There comes a time when one must learn to say ‘enough is enough’ – (you have thought
about it many times before, have you not?).
Walking away from something that becomes fruitless is easier in thought
than in progress, but trust me when I say that it is not impossible. When you plant a seed, you water it and keep
it company, hoping that time will allow you to see its results. And yet, sometimes, when the seed refuses to
sprout, it is then when you must re-plant the seed on new fertile grounds, or simply
leave it to be. Not all roots grow a stem; neither do all the firm-looking flowers have
steady roots.
There is no perfect
being out there; just imitations that reflect our desires and the image of our
ideal mate. The one you think is perfect would not make you wait around
in between unanswered questions. The one
you think is perfect would not test
your patience or leave you to drown in a pool of doubts. In fact, the one that you think is perfect would never ask such a thing of
you – in the end, it is your own decision to stick around that will make
you feel doubtful, refused, and alone.
Surround yourself in solitude from time to time and meditate
on your actions. Because, (if science
has proven useful to the hopeless romantic), for every action there should be
an equal, opposite reaction. That is not
to say that you should give with the hopes of receiving, but do ask yourself
the following: Does this person show as much interest or as much enthusiasm as you do? If the answer is unclear, meditate some
more. If the answer is ‘no’, then
do what is right for you and move on.
With that said, it is never easy to throw in the towel,
especially when your heart has become so very attached to the essence of this
person. Sometimes we are so passionate
about our ideals that we refuse to see things for the clarity that they
show. We see them in a different light
because we are hopeful. We see them in a
different light because love, (or deep infatuation), can be blinding.

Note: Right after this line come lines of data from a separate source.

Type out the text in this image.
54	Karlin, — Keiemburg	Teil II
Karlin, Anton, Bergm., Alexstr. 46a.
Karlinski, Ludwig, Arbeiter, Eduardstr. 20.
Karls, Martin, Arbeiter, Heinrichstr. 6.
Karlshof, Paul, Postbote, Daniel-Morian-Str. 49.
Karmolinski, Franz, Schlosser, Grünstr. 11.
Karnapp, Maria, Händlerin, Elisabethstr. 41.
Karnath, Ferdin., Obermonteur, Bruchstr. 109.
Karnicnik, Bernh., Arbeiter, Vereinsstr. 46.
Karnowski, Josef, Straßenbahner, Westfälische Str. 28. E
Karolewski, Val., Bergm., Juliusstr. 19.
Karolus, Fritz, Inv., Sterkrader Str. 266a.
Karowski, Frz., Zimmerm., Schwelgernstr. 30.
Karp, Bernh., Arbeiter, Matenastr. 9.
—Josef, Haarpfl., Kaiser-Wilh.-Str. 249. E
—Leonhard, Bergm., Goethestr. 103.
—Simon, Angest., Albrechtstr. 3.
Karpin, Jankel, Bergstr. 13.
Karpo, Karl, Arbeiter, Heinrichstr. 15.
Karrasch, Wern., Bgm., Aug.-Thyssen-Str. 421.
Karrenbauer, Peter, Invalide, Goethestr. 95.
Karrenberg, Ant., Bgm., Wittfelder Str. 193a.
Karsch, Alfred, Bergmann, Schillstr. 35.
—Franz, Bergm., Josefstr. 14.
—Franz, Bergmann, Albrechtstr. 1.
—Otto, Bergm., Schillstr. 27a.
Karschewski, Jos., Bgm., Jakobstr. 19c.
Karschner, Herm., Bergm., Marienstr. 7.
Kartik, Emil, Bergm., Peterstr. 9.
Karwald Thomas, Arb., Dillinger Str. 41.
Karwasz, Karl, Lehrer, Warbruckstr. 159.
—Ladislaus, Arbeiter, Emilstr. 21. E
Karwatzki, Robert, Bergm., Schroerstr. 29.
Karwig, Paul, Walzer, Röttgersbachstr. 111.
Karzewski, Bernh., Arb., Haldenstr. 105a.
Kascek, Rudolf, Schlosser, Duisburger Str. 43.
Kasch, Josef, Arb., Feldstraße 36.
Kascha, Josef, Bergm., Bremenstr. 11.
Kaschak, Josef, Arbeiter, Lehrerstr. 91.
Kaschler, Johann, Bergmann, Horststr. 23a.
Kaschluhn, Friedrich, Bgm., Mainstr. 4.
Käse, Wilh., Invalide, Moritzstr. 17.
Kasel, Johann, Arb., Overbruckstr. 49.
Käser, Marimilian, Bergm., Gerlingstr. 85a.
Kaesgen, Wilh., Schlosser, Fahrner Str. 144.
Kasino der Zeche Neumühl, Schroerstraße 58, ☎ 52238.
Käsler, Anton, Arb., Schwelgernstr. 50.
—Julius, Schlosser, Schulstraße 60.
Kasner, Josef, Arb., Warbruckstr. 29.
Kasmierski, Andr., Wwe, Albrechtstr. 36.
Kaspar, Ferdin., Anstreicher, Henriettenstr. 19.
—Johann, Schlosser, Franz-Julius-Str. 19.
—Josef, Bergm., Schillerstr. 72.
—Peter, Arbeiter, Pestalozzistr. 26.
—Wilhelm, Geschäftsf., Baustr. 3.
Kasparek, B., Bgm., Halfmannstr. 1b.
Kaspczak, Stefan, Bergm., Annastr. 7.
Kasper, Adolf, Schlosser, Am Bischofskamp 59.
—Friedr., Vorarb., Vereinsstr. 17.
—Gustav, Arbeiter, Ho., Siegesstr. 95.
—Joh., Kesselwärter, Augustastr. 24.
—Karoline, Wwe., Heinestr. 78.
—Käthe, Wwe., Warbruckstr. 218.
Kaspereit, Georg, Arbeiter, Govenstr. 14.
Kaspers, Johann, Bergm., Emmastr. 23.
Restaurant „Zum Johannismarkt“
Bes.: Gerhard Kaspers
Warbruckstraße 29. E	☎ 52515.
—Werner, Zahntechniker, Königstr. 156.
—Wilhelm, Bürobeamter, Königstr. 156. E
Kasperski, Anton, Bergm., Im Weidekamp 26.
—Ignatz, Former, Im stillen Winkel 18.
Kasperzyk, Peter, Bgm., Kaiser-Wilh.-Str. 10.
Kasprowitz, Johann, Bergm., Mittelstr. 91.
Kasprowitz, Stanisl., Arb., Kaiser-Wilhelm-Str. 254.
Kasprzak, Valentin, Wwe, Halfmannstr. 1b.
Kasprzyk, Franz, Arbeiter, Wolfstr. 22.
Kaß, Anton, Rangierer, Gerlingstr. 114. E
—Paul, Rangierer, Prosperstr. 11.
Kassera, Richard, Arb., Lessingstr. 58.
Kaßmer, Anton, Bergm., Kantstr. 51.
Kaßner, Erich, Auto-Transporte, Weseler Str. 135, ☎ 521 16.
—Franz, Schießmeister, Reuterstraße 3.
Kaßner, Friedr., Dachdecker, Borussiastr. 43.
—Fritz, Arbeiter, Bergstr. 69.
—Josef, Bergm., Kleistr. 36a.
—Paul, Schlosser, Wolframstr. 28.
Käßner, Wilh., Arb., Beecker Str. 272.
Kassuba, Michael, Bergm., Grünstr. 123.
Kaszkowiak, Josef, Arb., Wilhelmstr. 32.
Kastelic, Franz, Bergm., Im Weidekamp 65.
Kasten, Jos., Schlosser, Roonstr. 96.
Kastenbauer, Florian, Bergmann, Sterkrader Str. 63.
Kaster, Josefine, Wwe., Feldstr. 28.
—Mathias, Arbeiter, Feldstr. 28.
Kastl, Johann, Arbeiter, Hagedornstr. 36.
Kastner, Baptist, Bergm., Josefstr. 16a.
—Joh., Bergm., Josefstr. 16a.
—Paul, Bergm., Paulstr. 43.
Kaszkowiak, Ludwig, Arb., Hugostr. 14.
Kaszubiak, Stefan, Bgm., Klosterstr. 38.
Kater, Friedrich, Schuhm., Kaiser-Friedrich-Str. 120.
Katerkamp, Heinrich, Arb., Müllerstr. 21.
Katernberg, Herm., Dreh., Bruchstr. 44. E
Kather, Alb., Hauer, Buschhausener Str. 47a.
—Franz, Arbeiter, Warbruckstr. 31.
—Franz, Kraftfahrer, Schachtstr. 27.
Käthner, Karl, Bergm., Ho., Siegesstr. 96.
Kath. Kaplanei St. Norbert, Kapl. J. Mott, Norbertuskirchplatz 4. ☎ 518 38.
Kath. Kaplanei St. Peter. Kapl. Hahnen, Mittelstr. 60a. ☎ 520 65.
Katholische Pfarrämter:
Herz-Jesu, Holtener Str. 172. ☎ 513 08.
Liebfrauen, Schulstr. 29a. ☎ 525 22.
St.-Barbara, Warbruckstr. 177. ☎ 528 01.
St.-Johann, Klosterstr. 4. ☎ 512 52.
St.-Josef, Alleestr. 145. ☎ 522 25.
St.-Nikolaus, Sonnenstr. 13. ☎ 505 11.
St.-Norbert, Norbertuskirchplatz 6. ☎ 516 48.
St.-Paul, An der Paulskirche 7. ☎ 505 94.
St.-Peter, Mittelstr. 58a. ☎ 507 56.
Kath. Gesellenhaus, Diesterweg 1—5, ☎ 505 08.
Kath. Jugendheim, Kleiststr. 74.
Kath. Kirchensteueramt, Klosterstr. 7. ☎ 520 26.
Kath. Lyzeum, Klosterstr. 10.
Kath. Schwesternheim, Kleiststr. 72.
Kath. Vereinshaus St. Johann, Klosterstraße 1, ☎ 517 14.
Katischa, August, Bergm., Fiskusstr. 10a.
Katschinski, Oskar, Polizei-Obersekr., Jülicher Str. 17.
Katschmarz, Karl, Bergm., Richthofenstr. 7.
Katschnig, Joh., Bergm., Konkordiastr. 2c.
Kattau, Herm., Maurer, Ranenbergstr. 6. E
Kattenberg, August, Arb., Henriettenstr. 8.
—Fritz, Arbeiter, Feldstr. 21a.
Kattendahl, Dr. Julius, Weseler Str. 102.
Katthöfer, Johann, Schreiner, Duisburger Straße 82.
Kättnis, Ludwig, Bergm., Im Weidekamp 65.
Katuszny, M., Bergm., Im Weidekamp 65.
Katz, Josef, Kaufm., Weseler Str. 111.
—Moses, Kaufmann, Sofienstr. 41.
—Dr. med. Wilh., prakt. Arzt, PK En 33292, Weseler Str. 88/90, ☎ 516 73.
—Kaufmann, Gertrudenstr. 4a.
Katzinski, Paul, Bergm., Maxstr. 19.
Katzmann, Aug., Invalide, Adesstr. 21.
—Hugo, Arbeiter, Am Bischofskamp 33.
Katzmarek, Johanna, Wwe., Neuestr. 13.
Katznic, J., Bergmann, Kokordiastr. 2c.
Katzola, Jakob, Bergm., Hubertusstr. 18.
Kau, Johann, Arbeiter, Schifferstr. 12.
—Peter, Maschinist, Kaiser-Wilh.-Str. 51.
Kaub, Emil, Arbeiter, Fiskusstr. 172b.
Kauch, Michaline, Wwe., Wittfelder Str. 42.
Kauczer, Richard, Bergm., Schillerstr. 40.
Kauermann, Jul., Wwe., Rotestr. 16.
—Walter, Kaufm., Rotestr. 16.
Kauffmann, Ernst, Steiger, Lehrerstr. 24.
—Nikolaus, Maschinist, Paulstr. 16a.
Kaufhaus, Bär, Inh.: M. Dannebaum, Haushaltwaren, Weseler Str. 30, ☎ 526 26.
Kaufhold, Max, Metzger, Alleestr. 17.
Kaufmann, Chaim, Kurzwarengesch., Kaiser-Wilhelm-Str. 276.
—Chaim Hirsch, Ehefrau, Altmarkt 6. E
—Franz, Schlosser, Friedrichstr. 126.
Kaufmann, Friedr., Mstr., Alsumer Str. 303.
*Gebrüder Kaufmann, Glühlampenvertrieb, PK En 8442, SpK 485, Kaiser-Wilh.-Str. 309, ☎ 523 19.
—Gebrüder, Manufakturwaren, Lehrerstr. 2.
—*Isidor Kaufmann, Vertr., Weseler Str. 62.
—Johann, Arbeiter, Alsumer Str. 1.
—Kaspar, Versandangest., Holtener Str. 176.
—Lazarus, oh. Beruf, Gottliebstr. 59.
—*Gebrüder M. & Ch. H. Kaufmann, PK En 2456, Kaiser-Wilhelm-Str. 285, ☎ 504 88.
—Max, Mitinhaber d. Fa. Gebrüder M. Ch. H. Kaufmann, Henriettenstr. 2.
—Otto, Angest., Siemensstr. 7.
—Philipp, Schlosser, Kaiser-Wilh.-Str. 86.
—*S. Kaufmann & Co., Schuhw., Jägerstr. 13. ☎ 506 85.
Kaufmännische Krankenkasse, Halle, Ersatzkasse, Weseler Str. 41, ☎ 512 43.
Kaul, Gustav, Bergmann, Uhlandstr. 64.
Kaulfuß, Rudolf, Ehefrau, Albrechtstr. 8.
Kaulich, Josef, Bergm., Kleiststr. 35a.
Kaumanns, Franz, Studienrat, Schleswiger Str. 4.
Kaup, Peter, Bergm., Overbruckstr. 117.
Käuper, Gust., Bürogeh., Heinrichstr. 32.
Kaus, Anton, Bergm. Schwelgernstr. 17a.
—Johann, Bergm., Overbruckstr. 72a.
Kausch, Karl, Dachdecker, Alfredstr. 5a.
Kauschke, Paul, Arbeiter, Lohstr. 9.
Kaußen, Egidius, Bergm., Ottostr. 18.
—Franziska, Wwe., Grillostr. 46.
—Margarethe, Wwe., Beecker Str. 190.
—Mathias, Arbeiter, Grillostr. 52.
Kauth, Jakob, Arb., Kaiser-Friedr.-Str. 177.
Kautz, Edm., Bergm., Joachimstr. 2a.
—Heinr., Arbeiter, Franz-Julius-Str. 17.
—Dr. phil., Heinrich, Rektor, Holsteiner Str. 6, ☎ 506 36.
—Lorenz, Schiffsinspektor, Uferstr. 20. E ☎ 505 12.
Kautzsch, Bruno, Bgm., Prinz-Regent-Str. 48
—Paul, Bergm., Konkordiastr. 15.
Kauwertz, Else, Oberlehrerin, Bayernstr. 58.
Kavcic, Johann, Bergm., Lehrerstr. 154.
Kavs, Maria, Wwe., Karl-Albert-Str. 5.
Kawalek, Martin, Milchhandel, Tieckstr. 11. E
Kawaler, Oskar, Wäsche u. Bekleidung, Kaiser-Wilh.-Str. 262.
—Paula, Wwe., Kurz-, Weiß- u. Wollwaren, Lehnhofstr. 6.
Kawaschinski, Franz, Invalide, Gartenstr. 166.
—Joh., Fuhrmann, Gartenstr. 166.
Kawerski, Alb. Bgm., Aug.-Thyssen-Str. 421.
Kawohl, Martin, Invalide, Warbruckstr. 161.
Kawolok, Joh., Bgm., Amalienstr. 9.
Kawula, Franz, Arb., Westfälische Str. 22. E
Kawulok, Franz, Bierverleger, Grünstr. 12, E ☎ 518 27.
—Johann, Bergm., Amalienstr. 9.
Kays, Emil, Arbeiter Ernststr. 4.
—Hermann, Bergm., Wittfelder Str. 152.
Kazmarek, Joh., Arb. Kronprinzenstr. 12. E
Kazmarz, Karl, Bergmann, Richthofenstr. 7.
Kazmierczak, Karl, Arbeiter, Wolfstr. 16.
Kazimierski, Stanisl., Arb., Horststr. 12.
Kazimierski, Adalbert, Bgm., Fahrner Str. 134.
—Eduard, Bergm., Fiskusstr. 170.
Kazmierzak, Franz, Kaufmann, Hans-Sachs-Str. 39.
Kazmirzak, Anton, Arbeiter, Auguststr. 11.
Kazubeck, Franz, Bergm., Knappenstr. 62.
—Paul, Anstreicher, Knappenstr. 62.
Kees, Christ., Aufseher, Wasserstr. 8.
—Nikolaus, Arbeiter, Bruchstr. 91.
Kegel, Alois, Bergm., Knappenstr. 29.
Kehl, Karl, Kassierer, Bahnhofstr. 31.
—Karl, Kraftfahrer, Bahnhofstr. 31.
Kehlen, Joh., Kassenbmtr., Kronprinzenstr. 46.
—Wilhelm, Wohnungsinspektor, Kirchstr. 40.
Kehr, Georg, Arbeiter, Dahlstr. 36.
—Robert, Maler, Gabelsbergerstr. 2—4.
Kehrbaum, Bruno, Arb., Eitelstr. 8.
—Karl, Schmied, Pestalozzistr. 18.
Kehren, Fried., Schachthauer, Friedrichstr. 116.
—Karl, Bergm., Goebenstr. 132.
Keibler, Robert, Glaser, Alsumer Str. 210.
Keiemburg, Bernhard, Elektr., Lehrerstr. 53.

I just want you to know that your patience is most likely
very much appreciated by the other person, even if it is not verbally expressed
at times. It is certainly not their
direct intention to hurt you. We all
need physical or emotional connections; despite how jaded we grow to be due to
the incessant hurts that continue to lecture us about our ideals of
romance. And yet, given the benefit of
the doubt, the only one thing that can cause you continuous frustration will be
your choices. After all, you are responsible for the life you lead.